Le grand manitou d'un festival de cinéma devrait pourtant le savoir: des caméras, y'en a partout. Surtout quand on ne s'y attend pas et principalement quand ça ne nous arrange pas des masses. Ce week-end, le directeur général du Festival de Cannes a oublié que le moindre pékin armé d'un smartphone pouvait briller sur tous les écrans du monde, sans passer par le tapis rouge. Dans une vidéo d'une grosse minute, le monde en question a pu découvrir un Thierry Frémaux particulièrement grognon et menaçant.
Trêve de suspens. Dans la nuit de vendredi à samedi, le smoking le plus pressé du festival s'est fait pincer sur les trottoirs de Cannes, à califourchon sur un vélo électrique. Il «roulait un peu trop rapidement», confirmera plus tard la mairie. Oui, on peut facilement imaginer que le very important cycliste était claqué. La fin d'une nouvelle journée ordinairement dense pour Thierry Frémaux avec, dans le désordre, Cate Blanchett, la pluie, une micro-polémique nazie et une alerte à la bombe. Au diable, le code de la route et vivement le matelas douillet du Carlton.
C'est d'ailleurs devant cet hôtel, l'un des 112 palaces de la Croisette, que le directeur général a reçu la goutte qui a fait déborder son vase. Une goutte assermentée puisqu'elle avait pris l'apparence d'un flic municipal. Selon les témoins, le policier aurait prié le directeur électrique de descendre du trottoir ou de l'engin. A choix. Mais par deux fois. En ôtant son casque devant les portiers, Thierry Frémaux s'est donc retrouvé logiquement nez à nez avec son casse-bonbon d'une nuit.
Echauffourées! Bon, quand une huile du grand écran se frotte aux biceps de la maréchaussée, ça ressemble très vite à un mauvais remake de Fight Club avec Christian Clavier. Et vient que ça s'échange des torses à moitié bombés, des menaces gorgées de mépris de classe et des regards revolver. Tout ça, sous l'oeil circonspect des badauds et l'objectif joyeusement malveillant d'un smartphone.
L'énergie est la même mais, pour tout dire, il manquait quand même le bon vieux classique «vous ne savez pas qui j'suis, connard!», dans cette séquence filmée par Eric Morillot, youtubeur controversé. La vidéo s'est d'ailleurs très vite frayée une voie royale à l'extrême droite de Twitter, atteignant près de deux millions de vues en vingt-quatre heures. C'est beaucoup pour découvrir le très distingué patron du festival se rabaisser, dans un coup de fatigue, à aligner les intimidations d'une bouche bourgeoisement pâteuse.
Alors, ce n'est pas allé très loin, puisque le cinoche s'est terminé quelques minutes plus tard, d'une franche et hypocrite poignée de main entre les deux combattants du Carlton.

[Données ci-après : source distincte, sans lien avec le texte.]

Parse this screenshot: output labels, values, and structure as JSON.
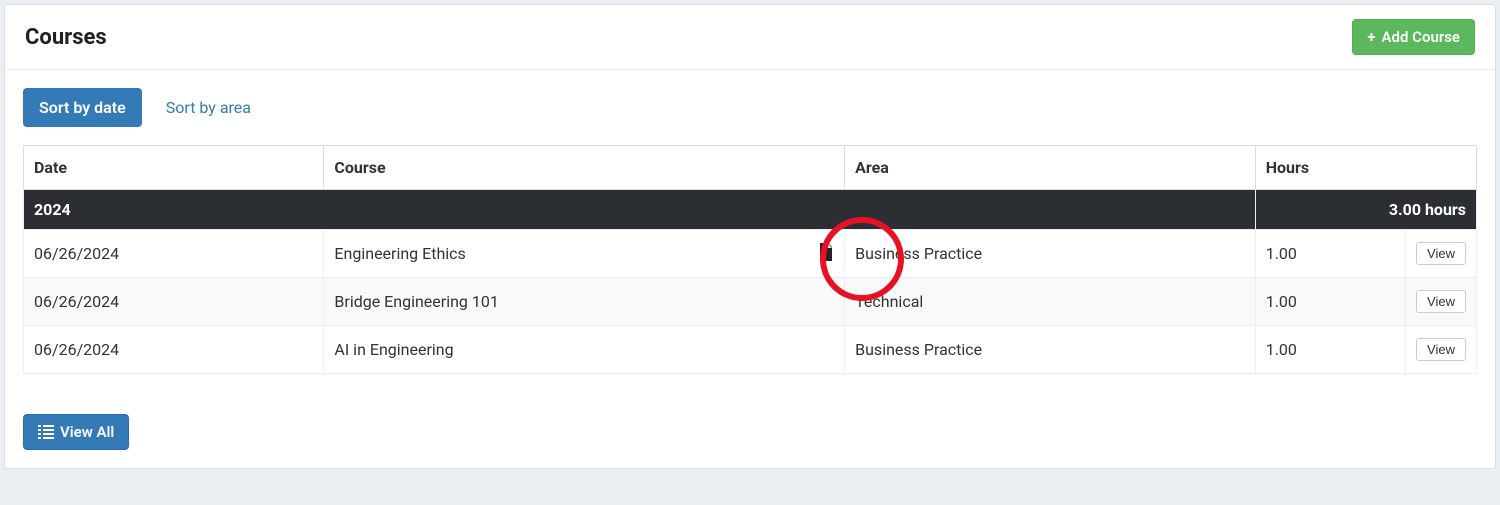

Mais l'incident fut suffisamment long pour pouvoir apprécier la souplesse de l'agent, au moment de jongler avec les formulations les plus respectueuses possibles: «Si je peux me permettre, Monsieur, vous étiez en tort». Sur la vidéo, on aperçoit aussi un employé de l'hôtel qui chuchote trois mots au policier, manifestement pour l'avertir qu'il ne se chamaille pas avec un vulgaire pique-assiette cannois. «Et alors?», répond le flic, collé tout contre sa déontologie en acier trempé.
«Un non-sujet. Un coup de pression comme il en arrive dix fois par jour à Cannes pendant le Festival», dira la mairie le lendemain. Elle n'a pas tout à fait tort. Quand plusieurs dizaines de stars mondiales se retrouvent dans une boîte de conserve habillée par Chanel, sponsorisée par les menaces terroristes et animée par les casseroles de la réforme des retraites, on est en droit d'être un peu tendu. Même quand on est ceinture noire de judo et passionné de vélo, comme l'est Thierry Frémaux.
Car Frémaux à vélo, c'est une longue histoire que le principal intéressé adore mettre en scène depuis plusieurs années. Coucou, je suis chic, dynamique et écolo!
Au point que, la semaine dernière, histoire de raconter les derniers préparatifs de cette 76e édition, le compte Twitter du festival avait fait toute la lumière sur l'acteur principal de la Croisette, devenu, en un coup de pédale, l'arme du crime du petit film de vendredi soir.
Morale de l'histoire: pour continuer à frimer sur la Croisette, il suffit de ne pas rouler comme un débile sur les trottoirs, avec des engins dangereusement à la mode.